The following checklist provides questions for you to ask yourself in each cycle of the revising process. Turn in with completed essay.




1.  What is my thesis?  Is the thesis clearly stated at the end of the intro?


2.  Is every paragraph and every sentence clearly related to my thesis?  Which parts that are not so related can be eliminated? Note changes.


3.  What is my purpose in writing?  Is everything in the essay clearly aimed at accomplishing that purpose?


4.  Who is my audience?  Have I given my reader strong enough arguments or sufficient information to support the thesis or develop the dominant impression?  What could I add in the way of evidence, illustrations, or examples to reach my reader more effectively? Note any changes made.


5.  Is the essay clearly organized?  Have I arranged the arguments or evidence in the most effective order, considering my purpose and the needs of my audience?  Have I tested the structure of my essay against the outline?


6.  Is the title sufficiently interesting?  Does it sound like a title and not a headline?  Does it reflect the controlling idea of my essay?


7.  Is the introduction sufficiently interesting to get my reader involved in the essay?  Does it give my reader a clear sense of how and why I am writing on this subject? Does it set time and place of the topic?


8. Is everything in each paragraph clearly related to the topic sentence? Does the topic sentence relate back to my thesis?

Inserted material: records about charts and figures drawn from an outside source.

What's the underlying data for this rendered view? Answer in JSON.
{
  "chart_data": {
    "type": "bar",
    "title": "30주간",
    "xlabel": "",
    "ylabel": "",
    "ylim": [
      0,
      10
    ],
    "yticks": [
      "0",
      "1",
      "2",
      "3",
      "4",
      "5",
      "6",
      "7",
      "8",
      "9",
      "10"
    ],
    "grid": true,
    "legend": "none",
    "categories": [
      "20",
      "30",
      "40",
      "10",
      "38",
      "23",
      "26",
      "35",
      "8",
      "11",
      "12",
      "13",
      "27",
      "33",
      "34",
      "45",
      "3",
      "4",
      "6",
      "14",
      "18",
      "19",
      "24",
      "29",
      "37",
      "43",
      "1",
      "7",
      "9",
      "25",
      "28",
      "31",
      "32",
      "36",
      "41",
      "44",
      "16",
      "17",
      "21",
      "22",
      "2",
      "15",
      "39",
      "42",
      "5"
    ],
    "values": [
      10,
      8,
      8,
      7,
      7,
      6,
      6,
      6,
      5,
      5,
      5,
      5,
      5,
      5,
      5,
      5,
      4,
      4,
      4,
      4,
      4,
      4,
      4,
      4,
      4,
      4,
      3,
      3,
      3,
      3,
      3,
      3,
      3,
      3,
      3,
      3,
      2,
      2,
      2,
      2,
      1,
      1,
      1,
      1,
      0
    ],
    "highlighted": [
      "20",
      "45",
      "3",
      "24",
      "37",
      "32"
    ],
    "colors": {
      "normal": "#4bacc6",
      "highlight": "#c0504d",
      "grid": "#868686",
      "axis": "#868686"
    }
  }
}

9. Does the conclusion provide closure as well as reinforce my arguement?  Will my reader feel that I have come to an end and not merely a stopping place?





1.  Are the sentences all of similar length and similar structure, or have I varied them in order to emphasize appropriate words or phrases?  Have I used passive voice ("it" and "there" patterns)?   Identify and revise


2.  Are links (transitions) between sentences clear?


3.  Have I used balance and parallelism in order to emphasize parallel ideas?


4.  Have I combined sentences in order to show the relationship of ideas as clearly as possible,either through coordination or subordination?


5.  Do any sentences sound awkward or confusing when read aloud?


6.  Have I avoided trite expressions that will put the reader to sleep?  Can I substitute fresh phrases for cliches or jargon?


7.  Are all the words consistent with the purpose and audience? Are there intrusive expressions that are too informal in a formal paper or too formal or pedantic in a less formal paper?


8.  Have I used words accurately?  If I have chosen a word I do not normally use, have I checked a dictionary to be sure that it means what I think it means and that it is appropriate?




1.  Are the verb tenses consistent with edited American English?


2.  Are plural endings consistent with edited American English?


3.  Are comparative and superlative adjective forms consistent with edited American English?


4.  Do the subjects and verbs agree in person and number?


5.  Do the pronouns agree with the antecedents?


6.  Have I avoided other other grammatical problems or inappropriate usage?


7. Have I used commas where I should have used periods or semicolons, producing comma splices?


8.  Have I used periods where I should have used commas, producing sentence fragments?


9.  Have I used other punctuation marks effectively?


10.Have I documented all secondary sources and included the necessary footnotes and bibliography in the correct form? 


11. Have I checked the spelling of all words I am unsure of?